News that researchers in Japan and the US have successfully reprogrammed ordinary skin cells to become stem cells opens up huge opportunities for Irish scientists. It takes away a massive ethical burden by allowing researchers here to produce their own stem cells without having to destroy human embryos.
"What this means for Ireland is now we have an opportunity to become a world contender in stem cell research," said Dr Stephen Sullivan of the Harvard Stem Cell Institute in Boston.
"The need for human embryos for this research has been alleviated . . . and if Ireland wants to get involved in stem cell research, now is the time to do it."
Two teams working separately in Kyoto University in Japan and the University of Wisconsin-Madison in the US have achieved remarkable successes in producing growing lines of stem cells by reprogramming skin cells taken from a 36-year-old woman and a newborn infant.
The two groups used a virus to carry just four extra genes into the cells, causing them to "forget" they were skin cells and change into stem cells that are indistinguishable from the stem cells being harvested from growing human embryos.
Embryonic stem cells are like a kind of "starter" cell because they have the capacity to change into any of the body's 220 different cell types. Growing embryos use them to produce the brain, organs, muscle and bone.
These pluripotent cells are highly prized by medical researchers, who believe they can be used to deliver new medical treatments for conditions that are currently irreversible.
For example, stem cells introduced into the heart could be used to repair damage caused by heart attacks and if released in the brain could reverse the nerve damage seen in Parkinson's disease. None of these treatments has been proven yet, with work being held back because of the ethical complexities.
The huge ethical issue that built up around the destruction of embryos for this purpose has served to inhibit stem cell research.
In the US, president George W Bush blocked federal funding for certain embryonic stem cell research. Yet he welcomed yesterday's research announcement.
In an Irish context the Irish Medical Organisation's ethical guidelines prohibit any embryo research conducted by doctors registered with it, and biomedical scientists have not moved to become involved in studies involving embryos.
Yet extensive research is under way here on stem cells recovered from adult tissues at centres such as NUI Galway, University College Dublin and elsewhere. Adult stem cells can be harvested without any harm to the donor.
But now these ethical strictures have been lifted because pluripotent stem cells can be derived from a source other than embryos. With this new approach the "substantial ethical question would go away" stated the scientific director of the Irish Council for Bioethics, Dr Siobhán O'Sullivan.

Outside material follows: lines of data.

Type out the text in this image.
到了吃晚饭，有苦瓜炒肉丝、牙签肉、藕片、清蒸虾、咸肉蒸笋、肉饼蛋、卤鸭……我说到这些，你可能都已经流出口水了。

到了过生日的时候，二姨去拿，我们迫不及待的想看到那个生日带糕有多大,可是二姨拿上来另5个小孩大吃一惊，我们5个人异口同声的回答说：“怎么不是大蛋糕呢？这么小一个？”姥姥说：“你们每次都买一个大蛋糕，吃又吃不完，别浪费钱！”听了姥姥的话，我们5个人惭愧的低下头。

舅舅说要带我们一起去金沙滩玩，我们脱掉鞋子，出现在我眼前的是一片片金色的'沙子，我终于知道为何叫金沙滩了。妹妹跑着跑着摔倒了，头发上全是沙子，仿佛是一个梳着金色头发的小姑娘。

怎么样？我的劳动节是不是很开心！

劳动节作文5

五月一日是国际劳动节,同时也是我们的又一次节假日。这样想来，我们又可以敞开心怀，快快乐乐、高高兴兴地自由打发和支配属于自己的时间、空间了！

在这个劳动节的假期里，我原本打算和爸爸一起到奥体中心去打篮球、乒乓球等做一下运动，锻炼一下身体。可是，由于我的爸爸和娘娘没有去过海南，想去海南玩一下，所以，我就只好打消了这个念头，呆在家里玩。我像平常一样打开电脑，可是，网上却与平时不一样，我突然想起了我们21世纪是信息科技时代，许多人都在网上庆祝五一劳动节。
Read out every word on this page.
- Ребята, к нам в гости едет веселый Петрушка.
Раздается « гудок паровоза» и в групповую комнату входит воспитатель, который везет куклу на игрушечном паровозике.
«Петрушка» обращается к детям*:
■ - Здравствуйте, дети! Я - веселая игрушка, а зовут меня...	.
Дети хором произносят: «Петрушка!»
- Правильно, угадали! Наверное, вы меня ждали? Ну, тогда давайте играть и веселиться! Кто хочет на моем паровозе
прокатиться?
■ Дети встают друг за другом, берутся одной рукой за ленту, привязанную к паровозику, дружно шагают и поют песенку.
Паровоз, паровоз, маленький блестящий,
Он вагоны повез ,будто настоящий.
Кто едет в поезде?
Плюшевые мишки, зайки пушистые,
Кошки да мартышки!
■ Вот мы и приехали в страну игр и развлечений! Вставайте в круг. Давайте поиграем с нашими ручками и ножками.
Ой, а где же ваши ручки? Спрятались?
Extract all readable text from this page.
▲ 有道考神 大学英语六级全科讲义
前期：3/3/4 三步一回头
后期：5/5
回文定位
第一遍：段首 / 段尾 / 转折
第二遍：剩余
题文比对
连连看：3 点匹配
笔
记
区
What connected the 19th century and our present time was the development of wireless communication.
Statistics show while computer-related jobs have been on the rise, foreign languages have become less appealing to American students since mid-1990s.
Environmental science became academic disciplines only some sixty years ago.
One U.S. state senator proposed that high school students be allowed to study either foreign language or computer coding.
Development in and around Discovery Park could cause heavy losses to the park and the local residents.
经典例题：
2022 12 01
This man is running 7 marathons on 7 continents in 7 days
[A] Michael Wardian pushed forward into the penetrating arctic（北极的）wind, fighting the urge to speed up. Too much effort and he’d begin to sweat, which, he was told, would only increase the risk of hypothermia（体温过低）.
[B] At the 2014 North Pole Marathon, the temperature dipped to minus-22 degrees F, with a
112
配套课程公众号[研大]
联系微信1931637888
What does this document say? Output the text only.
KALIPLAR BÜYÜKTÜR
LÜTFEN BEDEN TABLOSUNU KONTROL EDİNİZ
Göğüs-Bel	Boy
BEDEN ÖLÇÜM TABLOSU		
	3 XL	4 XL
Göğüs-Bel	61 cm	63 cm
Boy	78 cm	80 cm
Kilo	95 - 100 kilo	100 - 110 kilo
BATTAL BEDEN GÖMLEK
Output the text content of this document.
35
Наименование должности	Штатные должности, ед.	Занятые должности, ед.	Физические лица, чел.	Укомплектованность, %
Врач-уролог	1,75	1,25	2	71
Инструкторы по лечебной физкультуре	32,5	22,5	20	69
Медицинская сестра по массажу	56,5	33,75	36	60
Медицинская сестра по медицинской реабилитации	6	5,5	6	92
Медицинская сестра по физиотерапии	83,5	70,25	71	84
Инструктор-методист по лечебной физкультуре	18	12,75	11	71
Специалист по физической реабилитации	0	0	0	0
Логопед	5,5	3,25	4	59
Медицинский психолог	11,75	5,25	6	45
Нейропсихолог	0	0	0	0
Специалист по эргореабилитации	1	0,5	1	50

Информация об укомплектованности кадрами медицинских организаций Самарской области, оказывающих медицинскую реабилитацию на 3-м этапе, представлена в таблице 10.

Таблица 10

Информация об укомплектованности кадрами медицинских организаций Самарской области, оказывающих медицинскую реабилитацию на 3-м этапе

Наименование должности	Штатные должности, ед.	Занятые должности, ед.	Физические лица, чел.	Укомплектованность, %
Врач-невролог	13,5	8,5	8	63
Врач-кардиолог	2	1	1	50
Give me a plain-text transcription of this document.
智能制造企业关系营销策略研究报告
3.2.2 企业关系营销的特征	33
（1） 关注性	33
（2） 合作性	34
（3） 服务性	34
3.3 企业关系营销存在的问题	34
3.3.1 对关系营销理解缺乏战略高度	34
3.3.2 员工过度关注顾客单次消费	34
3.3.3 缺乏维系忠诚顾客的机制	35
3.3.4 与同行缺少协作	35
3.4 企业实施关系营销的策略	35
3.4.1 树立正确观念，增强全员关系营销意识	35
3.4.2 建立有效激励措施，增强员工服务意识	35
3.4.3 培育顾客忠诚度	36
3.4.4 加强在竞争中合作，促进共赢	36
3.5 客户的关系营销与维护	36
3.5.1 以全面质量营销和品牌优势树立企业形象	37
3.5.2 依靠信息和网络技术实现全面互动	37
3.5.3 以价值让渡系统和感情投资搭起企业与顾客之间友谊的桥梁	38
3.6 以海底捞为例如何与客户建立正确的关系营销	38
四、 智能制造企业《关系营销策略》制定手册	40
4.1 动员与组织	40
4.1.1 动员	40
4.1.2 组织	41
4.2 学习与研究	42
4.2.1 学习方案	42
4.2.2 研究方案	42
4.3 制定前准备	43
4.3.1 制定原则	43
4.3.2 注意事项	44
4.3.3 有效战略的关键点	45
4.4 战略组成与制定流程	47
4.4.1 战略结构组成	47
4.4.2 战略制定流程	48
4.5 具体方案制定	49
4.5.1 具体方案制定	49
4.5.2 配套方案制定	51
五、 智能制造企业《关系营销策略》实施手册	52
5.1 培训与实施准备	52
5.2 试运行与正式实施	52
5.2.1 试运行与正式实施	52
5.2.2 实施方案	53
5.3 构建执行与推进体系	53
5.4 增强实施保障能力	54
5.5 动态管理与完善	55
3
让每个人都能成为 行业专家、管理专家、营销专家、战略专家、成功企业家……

This brings stem cell research using this technique within the reach of even moderately equipped biomedical labs, and without the ethical and legal constraints.
"They have all the capacity of embryonic stem cells without all the controversy," stated Dr Sullivan, whose lab confirmed the accuracy of the stem cell research findings. "It has been independently confirmed in our lab here and elsewhere in Boston," he said.
Both Dr Sullivan, who hails from Cork, and Dr O'Sullivan referred to limitations to the technique, as readily highlighted by the Japanese group led by Prof Shinya Yamanaka and the US group led by Prof James Thomson.
For example cancerous cells develop in as many as one in five cell lines. This was caused both by the virus used and the genes being delivered into the skin cells, said Dr Sullivan.
He believes however that this problem will readily be overcome. "This is just a technical problem that will be solved within two years," he stated.
Both of the lead scientists also said this new kind of stem cell would have to be studied carefully to ensure they really were a perfect match to embryo-derived stem cells.
For this reason Profs Yamanaka and Thomson argued that work on true embryonic stem cells must continue until their own approach can be proven to deliver.
"We are still a long way from finding cures or therapies from stem cells and we don't know what processes will be effective," Prof Yamanaka stated.